Кипел, похлопывая крышкой, на плите чайник, мать жарила в казанке, на чистом бараньем сале, баурсаки. Заправленная под горлышко керосином, с новым фитилем, лампа освещала дальние углы землянки. От печи, щедро заваленной кизяками, струилось тепло.

– Продала? – прямо с порога спросила вернувшаяся из школы озябшая Сания.

– Продала, доченька, продала. Раздевайся, у меня все уже готово.

Сания быстро скинула валенки и, притулив их к печи, уселась на саке рядом с Рушаном.

– Ты сегодня долго не шла, я уже соскучился, – тихонько сказал Рушан и прижался к сестре.

Мать расстелила скатерть.

– Ну, рассказывай, мама, – торопила Сания.

Подкладывая в деревянную чашу обжигающие баурсаки, мать принялась рассказывать:

– Стоим, значит, на перроне час, другой, а московского все нет. Я так намерзлась, что решила было уйти, как вдруг далеко, у семафора, паровоз прогудел. Ну, слух у нас точный. "Пассажирский", – решила, а тут и он. Никто из вагонов и носа не высунул. Нагима с соседней улицы и говорит: "Давай, Гульсум, до следующей станции проедем, успеем половину вагонов обежать".

Вдруг распахивается напротив нас дверь, и молодой военный с подножки спрашивает: "Мамаша, сколько за платок просите?" А из-за плеча у него барышня выглядывает, – наверное, она из окошка платок приметила. Я уж самую малость и назвала, ведь неделю с ним к поездам хожу.

"А вы не могли бы подняться к нам?" – спрашивает барышня, а военный, такой вежливый, даже руку подал, помог в вагон подняться. Накинула она платок на плечи – и к зеркалу, а оно у них во всю дверь. "Какая прелесть! Какая прелесть! – щебечет барышня, а шаль ей, и правда, к лицу. Потом спохватилась она, что поезд может тронуться, и так удивленно переспрашивает: – Семьсот?"

Тут я и обмерла. Неужто торговаться станет? А уступать мне и копейки нельзя. "Семьсот", – говорю, и шаль стала сворачивать. "Вадим, заплати, пожалуйста, восемьсот, уж больно шаль хороша, да и апа нас пусть помнит", –и так хорошо засмеялась барышня и обняла меня. "Рахмат, -говорю, –доченька, рахмат", – а у самой слезы на глазах, денег, что он отсчитывает, не вижу. Так и сунула, не глядя, в карман. Я уже к выходу пошла, как догоняет меня Вадим этот и протягивает коробку. "Возьмите, мамаша, –говорит, – это мой сухой паек. Здесь галеты, тушенка... У вас, наверное, дети дома... Порадуйте..."

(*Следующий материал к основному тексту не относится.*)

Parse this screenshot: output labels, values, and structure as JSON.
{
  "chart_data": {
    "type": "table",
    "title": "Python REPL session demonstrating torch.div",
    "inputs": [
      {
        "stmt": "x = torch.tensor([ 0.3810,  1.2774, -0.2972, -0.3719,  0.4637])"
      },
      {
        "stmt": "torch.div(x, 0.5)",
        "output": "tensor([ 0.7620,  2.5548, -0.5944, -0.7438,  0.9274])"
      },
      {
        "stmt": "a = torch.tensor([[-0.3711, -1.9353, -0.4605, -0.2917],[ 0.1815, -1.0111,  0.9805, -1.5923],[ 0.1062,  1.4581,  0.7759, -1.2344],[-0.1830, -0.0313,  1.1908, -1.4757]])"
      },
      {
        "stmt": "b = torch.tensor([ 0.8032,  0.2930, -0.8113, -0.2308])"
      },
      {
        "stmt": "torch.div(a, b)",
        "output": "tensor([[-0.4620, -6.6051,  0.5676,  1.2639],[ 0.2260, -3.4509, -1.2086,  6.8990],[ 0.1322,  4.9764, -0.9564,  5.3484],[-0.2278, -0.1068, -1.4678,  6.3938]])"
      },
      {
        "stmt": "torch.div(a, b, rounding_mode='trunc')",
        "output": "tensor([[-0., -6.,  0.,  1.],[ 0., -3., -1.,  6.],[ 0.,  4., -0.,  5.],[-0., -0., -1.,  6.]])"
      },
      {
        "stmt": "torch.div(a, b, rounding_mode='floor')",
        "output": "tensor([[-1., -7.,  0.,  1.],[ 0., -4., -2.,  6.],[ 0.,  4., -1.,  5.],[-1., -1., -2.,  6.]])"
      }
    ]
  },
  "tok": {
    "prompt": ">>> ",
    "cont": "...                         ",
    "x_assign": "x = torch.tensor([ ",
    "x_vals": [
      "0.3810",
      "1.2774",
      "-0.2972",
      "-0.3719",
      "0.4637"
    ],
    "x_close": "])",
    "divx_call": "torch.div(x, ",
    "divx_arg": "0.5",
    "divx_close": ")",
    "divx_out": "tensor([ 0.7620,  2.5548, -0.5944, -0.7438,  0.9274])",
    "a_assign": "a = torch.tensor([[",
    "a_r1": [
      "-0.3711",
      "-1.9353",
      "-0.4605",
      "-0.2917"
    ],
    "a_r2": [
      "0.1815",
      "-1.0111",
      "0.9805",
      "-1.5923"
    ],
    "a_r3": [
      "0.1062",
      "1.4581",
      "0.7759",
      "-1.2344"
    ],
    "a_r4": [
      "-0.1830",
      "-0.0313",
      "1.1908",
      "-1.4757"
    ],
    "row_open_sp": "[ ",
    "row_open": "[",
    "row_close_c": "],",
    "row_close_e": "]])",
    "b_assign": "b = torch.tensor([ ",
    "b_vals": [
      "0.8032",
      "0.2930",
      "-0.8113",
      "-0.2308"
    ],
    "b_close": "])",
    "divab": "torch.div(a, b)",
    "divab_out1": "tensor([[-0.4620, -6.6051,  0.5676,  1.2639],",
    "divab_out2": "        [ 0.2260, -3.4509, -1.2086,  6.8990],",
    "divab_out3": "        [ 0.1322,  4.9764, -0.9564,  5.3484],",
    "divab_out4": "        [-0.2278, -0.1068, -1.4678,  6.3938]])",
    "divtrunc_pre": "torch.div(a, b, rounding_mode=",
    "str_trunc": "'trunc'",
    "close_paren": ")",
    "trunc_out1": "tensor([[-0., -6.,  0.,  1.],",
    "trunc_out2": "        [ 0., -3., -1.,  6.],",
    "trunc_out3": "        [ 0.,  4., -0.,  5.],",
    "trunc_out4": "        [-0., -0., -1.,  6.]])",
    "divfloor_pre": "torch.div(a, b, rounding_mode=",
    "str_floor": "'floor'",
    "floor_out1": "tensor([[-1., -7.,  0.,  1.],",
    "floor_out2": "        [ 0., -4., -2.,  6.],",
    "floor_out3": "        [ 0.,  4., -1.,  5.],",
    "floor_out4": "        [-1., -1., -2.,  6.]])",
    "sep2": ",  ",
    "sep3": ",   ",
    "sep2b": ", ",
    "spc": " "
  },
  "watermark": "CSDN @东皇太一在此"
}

Галеты эти, сухари такие, Рушану сразу понравились.

– ...А из тушенки я вам завтра суп сварю. Какие красивые, счастливые люди, храни их Аллах!

Рушан с сестрой согласно закивали головами...

Мать достала из потайного кармана стеганой душегрейки узелок, и, развязав его, положила у края скатерти пачку денег.

– Только я соскочила с подножки, тут же набежали товарки. Особенно торопились те, кому я задолжала. Десятку-другую пришлось взаймы дать. Одной только мне сегодня и подфартило. В воскресенье пораньше пойдем с Рушаном на базар, купим возок кизяка у аульных казахов, – она отложила половину оставшихся денег в сторону. – А это вам на кино, – мать протянула сыну трешку: не отделишь тут же, не выкроить потом и рубля.

Рушан на радостях чуть не опрокинул пиалу.

– Это – керосинщику, это – за радио, это деду Матвею за валенки –три раза без денег подшивал, а это – Нюрке, старый долг, уж больно косо смотрит, прямо в магазин не ходи...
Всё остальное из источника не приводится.